A mim, particularmente, logo no início de meus estudos, já tocados pelo sortilégio da Filosofia, os que mais me seduziram foram os vossos livros Sistema de Ciência Positiva do Direito, Introdução à Sociologia Geral e Introdução à Política Científica.
Mal saídos de uma Conflagração Universal, que iria pôr fim a todo um ciclo de Cultura fundada em desmedida crença na capacidade criadora dos indivíduos e nos poderes demiúrgicos da Ciência, ainda continuamos, por algum tempo, tanto no Brasil como no resto do mundo, alimentando a ilusão de podermos manter intocáveis os antigos ídolos que haviam encantado as gerações de Spencer e de Renan. As épocas históricas são dominadas por natural força de inércia, e, mesmo quando o tufão das guerras e das revoluções varre a face da Terra, custa a se recompor, segundo novos lineamentos, a realidade abalada pelos cataclismos sociais que, inesperadamente, cavam brechas e abismos na convivência humana.

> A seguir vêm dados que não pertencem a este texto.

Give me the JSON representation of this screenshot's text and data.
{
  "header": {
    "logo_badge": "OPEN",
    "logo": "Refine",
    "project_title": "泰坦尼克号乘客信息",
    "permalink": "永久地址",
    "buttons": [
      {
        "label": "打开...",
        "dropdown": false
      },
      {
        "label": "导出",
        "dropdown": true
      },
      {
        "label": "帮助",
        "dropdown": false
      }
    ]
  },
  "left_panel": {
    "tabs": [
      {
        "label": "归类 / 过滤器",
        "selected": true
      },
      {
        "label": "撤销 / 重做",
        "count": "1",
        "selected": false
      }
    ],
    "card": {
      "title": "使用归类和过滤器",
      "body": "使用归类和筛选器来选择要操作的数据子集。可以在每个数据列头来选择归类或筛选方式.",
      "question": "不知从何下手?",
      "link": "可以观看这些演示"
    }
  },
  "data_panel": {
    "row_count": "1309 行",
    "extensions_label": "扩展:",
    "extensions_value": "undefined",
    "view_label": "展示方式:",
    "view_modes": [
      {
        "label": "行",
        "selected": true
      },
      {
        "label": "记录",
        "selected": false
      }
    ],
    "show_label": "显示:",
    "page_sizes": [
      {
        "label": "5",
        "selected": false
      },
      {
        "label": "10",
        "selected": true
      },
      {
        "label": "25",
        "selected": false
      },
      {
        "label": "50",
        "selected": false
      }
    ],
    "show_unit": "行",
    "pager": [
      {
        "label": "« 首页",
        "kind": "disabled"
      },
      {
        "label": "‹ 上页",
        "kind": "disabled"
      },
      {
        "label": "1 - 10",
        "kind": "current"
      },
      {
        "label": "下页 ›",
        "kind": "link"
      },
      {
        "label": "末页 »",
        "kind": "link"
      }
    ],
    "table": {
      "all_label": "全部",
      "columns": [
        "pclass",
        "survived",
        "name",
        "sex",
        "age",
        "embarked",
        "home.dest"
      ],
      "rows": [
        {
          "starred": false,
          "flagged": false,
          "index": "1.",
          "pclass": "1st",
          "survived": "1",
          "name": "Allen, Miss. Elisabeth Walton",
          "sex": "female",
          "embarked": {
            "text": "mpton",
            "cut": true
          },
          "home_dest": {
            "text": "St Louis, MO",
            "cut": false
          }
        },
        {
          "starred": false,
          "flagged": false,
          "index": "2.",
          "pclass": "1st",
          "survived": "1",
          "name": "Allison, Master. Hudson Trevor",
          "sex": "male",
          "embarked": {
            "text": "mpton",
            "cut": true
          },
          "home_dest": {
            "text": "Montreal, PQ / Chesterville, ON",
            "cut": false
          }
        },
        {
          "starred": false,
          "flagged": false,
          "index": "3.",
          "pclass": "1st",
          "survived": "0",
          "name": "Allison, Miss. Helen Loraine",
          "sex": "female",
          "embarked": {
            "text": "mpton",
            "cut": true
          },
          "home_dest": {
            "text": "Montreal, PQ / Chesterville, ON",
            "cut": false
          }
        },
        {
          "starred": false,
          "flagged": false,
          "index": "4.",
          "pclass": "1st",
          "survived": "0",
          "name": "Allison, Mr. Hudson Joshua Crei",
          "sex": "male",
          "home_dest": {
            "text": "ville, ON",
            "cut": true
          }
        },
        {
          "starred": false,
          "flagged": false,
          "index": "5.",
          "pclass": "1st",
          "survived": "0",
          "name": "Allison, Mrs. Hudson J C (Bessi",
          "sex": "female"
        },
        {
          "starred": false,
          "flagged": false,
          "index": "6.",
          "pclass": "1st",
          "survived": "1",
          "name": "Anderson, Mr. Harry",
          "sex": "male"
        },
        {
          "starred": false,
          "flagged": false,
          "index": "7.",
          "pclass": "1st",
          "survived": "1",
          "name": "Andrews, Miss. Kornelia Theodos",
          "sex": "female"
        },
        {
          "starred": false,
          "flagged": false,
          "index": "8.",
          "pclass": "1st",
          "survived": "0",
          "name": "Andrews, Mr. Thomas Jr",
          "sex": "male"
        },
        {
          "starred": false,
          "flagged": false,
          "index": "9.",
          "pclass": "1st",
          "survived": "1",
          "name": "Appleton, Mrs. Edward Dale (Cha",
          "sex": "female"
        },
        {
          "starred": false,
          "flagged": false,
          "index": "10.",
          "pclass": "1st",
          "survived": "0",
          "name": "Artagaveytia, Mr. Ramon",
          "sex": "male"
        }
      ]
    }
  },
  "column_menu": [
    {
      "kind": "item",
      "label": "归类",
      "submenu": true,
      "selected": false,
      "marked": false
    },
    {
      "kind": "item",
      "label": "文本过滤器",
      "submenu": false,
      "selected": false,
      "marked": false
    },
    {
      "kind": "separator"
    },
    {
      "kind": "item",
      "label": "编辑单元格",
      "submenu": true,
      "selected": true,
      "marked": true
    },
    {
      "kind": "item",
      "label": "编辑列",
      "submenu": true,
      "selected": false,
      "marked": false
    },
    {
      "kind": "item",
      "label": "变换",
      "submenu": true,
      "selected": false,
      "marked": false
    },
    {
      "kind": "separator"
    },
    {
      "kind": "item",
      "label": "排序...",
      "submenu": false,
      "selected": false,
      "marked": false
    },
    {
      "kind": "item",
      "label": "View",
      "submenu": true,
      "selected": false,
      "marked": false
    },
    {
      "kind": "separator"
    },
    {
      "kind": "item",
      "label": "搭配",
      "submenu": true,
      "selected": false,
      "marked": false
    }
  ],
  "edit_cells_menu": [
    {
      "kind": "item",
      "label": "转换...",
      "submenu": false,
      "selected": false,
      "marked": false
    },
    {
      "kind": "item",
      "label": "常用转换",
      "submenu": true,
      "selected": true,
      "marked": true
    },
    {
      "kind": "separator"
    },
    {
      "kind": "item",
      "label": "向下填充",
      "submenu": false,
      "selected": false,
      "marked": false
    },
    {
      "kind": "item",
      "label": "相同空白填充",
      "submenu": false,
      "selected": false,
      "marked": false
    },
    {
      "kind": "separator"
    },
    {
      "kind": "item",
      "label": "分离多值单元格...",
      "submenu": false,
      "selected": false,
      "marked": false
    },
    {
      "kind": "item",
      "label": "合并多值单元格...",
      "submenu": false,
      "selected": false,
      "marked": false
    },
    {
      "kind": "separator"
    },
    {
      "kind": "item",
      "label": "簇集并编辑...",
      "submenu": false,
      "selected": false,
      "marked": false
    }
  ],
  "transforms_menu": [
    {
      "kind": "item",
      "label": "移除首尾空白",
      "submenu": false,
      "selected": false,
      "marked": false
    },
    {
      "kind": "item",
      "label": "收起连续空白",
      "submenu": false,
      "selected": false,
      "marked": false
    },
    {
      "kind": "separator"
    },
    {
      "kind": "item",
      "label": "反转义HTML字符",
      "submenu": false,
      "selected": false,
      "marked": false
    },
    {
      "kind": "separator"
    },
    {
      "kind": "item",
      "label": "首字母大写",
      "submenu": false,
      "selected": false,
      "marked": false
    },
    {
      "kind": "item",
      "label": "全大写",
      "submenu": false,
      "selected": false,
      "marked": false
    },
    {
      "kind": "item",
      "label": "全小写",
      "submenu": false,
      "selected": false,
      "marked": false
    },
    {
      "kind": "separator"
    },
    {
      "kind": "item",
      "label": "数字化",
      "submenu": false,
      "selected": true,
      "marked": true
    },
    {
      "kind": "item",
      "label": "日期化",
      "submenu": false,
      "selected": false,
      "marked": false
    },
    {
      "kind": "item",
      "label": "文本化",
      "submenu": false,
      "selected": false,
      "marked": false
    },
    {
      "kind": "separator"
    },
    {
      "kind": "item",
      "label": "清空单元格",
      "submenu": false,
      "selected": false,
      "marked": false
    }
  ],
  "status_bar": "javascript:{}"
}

Mesmo em tais crises de estrutura, por mais que lancemos olhares perscrutadores e angustiados, tentando romper os mistérios do futuro, jamais nos libertamos das raízes que nos vinculam ao passado. Somos, queiramos ou não, como o pressentiu o gênio de Nietzsche, os eternos portadores do cadáver de nós mesmos ao cimo da montanha, o cadáver das velhas crenças que formam parte essencial de nosso ser, de sentimentos arraigados que pesam como capa de chumbo embaraçando a compreensão dos novos tempos.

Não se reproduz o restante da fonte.